Burr, Enoch Fitch
BURR, ENOCH FITCH: Congregationalist; b.
at Westport, Conn., Oct. 21, 1818; d. at Hamburg,
Conn., May 8, 1907. He was educated at Yale
College (B.A., 1839), and devoted several years of
study in New Haven to science and theology. He
then traveled extensively, and after his return to
the United States was called in 1850 to the pastorate
of the Congregational church at Lyme,
Conn., which he held till his death.
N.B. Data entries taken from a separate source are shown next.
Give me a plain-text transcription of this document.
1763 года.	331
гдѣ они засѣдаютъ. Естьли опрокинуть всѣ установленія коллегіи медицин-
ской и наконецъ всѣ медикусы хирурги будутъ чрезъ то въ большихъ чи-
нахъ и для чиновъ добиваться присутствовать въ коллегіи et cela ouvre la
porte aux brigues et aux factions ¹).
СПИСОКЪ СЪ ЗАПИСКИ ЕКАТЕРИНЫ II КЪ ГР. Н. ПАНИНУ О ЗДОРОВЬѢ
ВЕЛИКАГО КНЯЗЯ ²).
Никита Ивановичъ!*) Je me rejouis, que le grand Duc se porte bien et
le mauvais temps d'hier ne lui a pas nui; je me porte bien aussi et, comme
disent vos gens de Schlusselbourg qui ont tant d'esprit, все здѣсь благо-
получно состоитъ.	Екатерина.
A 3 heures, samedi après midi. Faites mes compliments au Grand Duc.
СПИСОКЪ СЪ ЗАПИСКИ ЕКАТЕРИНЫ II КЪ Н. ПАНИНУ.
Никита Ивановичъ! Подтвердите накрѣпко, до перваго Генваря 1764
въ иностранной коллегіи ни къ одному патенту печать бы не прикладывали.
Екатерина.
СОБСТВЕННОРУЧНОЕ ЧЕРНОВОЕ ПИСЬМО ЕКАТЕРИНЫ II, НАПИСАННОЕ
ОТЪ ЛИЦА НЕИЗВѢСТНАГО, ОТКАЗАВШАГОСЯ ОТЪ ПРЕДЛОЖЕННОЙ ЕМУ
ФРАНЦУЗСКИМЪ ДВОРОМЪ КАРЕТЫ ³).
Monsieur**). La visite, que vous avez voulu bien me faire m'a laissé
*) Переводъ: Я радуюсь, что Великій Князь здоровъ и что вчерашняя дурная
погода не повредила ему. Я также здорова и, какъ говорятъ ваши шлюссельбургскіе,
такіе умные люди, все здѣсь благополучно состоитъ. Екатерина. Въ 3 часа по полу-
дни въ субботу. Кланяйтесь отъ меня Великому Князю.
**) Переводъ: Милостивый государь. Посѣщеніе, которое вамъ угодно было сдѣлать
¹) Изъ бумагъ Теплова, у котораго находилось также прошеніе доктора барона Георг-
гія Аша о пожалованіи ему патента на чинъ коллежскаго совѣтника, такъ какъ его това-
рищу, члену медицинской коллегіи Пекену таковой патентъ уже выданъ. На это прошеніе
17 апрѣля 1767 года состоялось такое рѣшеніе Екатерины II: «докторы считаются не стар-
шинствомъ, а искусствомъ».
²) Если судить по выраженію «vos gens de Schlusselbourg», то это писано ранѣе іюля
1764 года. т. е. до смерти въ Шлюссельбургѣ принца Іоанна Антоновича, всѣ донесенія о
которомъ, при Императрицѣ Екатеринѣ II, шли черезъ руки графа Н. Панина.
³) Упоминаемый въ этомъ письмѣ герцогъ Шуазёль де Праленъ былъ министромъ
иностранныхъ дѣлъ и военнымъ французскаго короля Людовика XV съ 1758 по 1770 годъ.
He lectured
on the scientific evidences of religion at Amherst
College, Williams College, the Sheffield Scientific
School, and other institutions, and wrote: The
Mathematical Theory of Neptune (New Haven,
1848); Spiritualism (New York, 1859); Ecce
Cælum (Boston, 1867); Pater Mundi (1869); Ad
Fidem (1871); Evolution (1873); Sunday Afternoons
for Little People (New York, 1874); Toward
the Strait Gate (Boston, 1876); Work in the Vineyard
(1876); Dio the Athenian (New York, 1880); Tempted to Unbelief (1882); Ecce Terra (Philadelphia,
1884); Celestial Empires (New York, 1885);
Theism as a Canon of Science (London, 1886);
Universal Beliefs (New York, 1887); Long Ago,
as Interpreted by the Nineteenth Century (1888);
Supreme Things (1889); Aleph the Chaldean (1891);
Fabius the Roman (1897); and Autumn Leaves
from the Mansewood (Andover, Mass., 1905).